Rubrik 2.4
Smansa, Oktober 2013
Rapat pertama Klub Jurik pasca-kerusuhan hanya dihadiri oleh aku dan Pak Seta. Grey dan Kak Feli masih dirawat di rumah sakit, Kak Ivan masih syok atas kondisi Kak Feli, Eca tak pernah menjawab pesanku, dan aku tak mau membicarakan anggota gaib yang lain.
Ujung-ujungnya aku yang merangkap semuanya. Ya, kuakui Grey juga banyak membantuku mengedit walaupun dia sedang dalam masa penyembuhan.
Kuserahkan revisi terakhir majalah yang hendak diterbitkan pada Pak Seta. Setelah beberapa lama membaca, akhirnya beliau pun menyetujui.
"Baik, kamu bisa mulai mencetaknya."
"Makasih, Pak."
"Oh ya, kamu tidak perlu menjual sampai dua ratus majalah," katanya. "Saya memaklumi situasi kalian. Bisa menyelesaikan majalah tepat waktu saja sudah luar biasa."
Aku terdiam beberapa saat. "Meski begitu, saya tetap berusaha untuk mencapai target. Klub takkan bisa bertahan lama kalau kami tak bisa mengelola keuangan sendiri."
"Lalu apa rencanamu?"
"Saya sudah meminta Kak Ivan untuk bernegosiasi dengan kepala sekolah untuk mencabut larangan menjual majalah ke luar sekolah. Dengan begitu, target pemasaran kita bisa lebih luas. Grey bilang dia sedang melobi Kak Rendy agar OSIS mau ikut mempromosikan majalah kami. Sejauh ini saya dapat laporan kalau Klub Drama, Pramuka, PMR, PKS, Catur, sudah memesan lima puluh majalah dan mau ikut menjual. Kalau larangan berhasil dicabut, saya sudah menyiapkan proposal ke almamater saya, Snida, agar bisa menjual majalah di koperasi sana. Setelah dari sini saya ada jadwal menghadiri workshop jurnalistik koran Radar Petanjungan. Mereka juga mengundang klub-klub jurnalistik dari berbagai sekolah. Kalau beruntung, kita bisa dapat koneksi juga dari sana."
"Oke, oke, silakan lakukan rencanamu. Cuma ingat, jangan memaksakan diri."
"Saya takkan melakukan kesalahan yang sama."
"Kalau butuh bantuan, bilang saja," ucap Pak Seta sambil menyodorkan kartu persku yang sempat ia tahan.
Aku pun menerimanya sambil berkata, "Terima kasih, Pak."
Pak Seta memandangku selama beberapa saat.
"Sebenarnya, ada sesuatu yang ingin saya bicarakan secara personal."
Aku menelan ludah. Keringat dingin mulai membasahi telapak tanganku. Membicarakan hal personal. Berdua. Bersama om-om.

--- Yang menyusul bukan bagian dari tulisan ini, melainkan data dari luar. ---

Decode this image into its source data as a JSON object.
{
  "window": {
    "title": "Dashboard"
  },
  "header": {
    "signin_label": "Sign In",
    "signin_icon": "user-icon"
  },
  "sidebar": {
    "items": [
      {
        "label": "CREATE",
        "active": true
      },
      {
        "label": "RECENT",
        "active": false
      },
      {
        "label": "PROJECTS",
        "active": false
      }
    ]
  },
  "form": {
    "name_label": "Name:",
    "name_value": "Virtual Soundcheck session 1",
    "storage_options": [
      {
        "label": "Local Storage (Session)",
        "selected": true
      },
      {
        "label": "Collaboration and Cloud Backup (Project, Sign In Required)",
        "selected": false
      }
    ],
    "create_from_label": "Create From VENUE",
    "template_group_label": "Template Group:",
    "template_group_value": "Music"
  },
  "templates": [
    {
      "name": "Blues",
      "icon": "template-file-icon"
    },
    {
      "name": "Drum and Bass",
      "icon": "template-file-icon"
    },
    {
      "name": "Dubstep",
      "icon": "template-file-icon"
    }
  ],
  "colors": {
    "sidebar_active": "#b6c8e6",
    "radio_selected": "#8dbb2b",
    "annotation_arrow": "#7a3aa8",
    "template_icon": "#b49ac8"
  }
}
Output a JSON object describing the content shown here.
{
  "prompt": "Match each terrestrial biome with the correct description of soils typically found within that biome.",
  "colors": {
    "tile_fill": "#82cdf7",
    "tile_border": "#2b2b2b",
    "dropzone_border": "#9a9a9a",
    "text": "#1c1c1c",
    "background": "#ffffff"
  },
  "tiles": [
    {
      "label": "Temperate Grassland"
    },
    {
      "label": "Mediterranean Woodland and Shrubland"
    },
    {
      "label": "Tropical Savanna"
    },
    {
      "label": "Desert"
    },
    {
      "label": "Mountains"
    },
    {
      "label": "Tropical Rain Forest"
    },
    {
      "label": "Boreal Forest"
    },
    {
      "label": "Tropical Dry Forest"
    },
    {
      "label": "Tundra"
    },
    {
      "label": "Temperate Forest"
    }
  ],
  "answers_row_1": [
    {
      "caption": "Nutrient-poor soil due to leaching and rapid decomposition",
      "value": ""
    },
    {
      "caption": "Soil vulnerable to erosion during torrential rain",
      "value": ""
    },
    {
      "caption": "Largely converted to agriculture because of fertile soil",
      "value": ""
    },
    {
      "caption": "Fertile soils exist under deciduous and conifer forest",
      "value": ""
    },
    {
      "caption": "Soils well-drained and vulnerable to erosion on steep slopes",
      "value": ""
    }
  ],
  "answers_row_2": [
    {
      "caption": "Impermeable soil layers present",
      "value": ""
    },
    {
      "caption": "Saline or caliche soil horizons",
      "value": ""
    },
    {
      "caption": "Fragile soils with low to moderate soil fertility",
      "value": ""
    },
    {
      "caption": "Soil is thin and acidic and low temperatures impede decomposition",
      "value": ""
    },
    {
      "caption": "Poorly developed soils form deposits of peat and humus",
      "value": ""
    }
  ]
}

Boleh aku pergi sekarang? Perasaanku tidak enak.
"Apa pendapatmu soal Grey?" tanyanya.
"Grey?" Di satu sisi, aku agak lega. Di sisi lain, aku kaget nama cowok itu muncul lagi. "S-selama pembuatan majalah, dia cukup membantu sih. Jujur, saya tidak menyangka dia bisa mengembalikan uang kas yang sempat lenyap, lalu mengumpulkan materi berita sebanyak ini. Yah, mungkin saya sudah salah paham tentang kemampuannya."
"Tidak, bukan itu maksud saya. Kita lupakan dulu soal majalah."
"Terus apa?"
"Apa perasaanmu setelah dia menyelamatkanmu?"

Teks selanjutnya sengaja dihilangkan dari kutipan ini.